Here are my 5 Quick Tips to Ditching the Detox Mentality:

  1. Value food as nourishment. It is not toxic. Choose to plan meals based on both nourishment and enjoyment. Respect your personal food tolerances or intolerances, but don’t eliminate foods if it isn’t necessary (such as going gluten-free when you do not have diagnosed gluten intolerance).
  2. Make it fun. Choose fitness routines that are of interest to you and that you enjoy. Think about whether you are an intrinsic or extrinsic exerciser. If you need support, find it by enlisting a friend to work out with, joining a gym, signing up for a session of classes.
  3. Stay mindful. Once you have a routine you can stick with, embrace your body. Be mindful of how your body works, and what it is capable of doing.
  4. Be accountable. Announce your goals to a friend or family member, or even as a personal journal entry. Writing it out, or speaking it, can make it seem more real. If weight loss is a goal, it’s probably not a good idea to weigh yourself more than once a week, but weigh in on occasion. Keep in mind however that weight changes aren’t the only measure of successful lifestyle change. How you feel, reduction in blood pressure, increased energy, ease of movement – all are gains.
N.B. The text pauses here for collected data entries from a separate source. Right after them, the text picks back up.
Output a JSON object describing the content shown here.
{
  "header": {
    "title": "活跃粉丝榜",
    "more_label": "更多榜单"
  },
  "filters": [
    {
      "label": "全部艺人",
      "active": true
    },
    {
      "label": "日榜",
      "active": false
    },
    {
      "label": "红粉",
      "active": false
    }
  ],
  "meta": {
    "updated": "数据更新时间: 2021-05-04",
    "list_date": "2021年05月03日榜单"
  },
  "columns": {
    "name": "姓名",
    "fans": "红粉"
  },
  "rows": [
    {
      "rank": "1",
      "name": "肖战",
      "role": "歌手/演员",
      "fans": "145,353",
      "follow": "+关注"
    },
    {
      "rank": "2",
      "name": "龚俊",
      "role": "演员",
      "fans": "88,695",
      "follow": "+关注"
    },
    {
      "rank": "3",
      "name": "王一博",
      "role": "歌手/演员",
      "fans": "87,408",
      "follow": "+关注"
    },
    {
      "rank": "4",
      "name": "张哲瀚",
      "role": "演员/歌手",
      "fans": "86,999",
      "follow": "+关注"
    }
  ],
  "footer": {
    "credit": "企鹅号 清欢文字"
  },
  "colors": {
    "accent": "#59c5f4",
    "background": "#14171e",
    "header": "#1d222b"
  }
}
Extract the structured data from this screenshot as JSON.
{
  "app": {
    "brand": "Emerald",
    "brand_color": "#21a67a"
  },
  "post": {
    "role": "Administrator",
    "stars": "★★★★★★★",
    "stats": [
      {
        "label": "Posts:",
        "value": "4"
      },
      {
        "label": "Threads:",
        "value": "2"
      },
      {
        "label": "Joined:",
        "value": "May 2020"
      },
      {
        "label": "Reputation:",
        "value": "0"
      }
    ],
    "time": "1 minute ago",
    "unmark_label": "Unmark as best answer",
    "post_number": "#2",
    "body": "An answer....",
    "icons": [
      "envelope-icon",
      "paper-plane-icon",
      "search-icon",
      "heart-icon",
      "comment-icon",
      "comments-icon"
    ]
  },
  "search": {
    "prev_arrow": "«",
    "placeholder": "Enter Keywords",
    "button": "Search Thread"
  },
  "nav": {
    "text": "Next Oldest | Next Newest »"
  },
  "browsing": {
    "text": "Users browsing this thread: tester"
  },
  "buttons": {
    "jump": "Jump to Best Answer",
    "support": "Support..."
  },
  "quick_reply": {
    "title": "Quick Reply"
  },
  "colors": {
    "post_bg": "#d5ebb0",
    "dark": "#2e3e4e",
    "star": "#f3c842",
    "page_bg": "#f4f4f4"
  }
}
  5. Move forward. If you want to be one of the 40% or so people who do maintain their diet and fitness goals, cut yourself some slack. Nobody’s perfect. If you slip up, honor that and move on to better choices at the next meal or the next day.

I’ve written many words over the years about setting small, realistic goals. Changing a habit takes time, and it begins by being ready, and then choosing a goal you can achieve and stick to. There will be slip-ups, because life throws curve balls all of the time, and we never have complete control over our environment. Find the support you need to stick to your goals and you’ll do your best.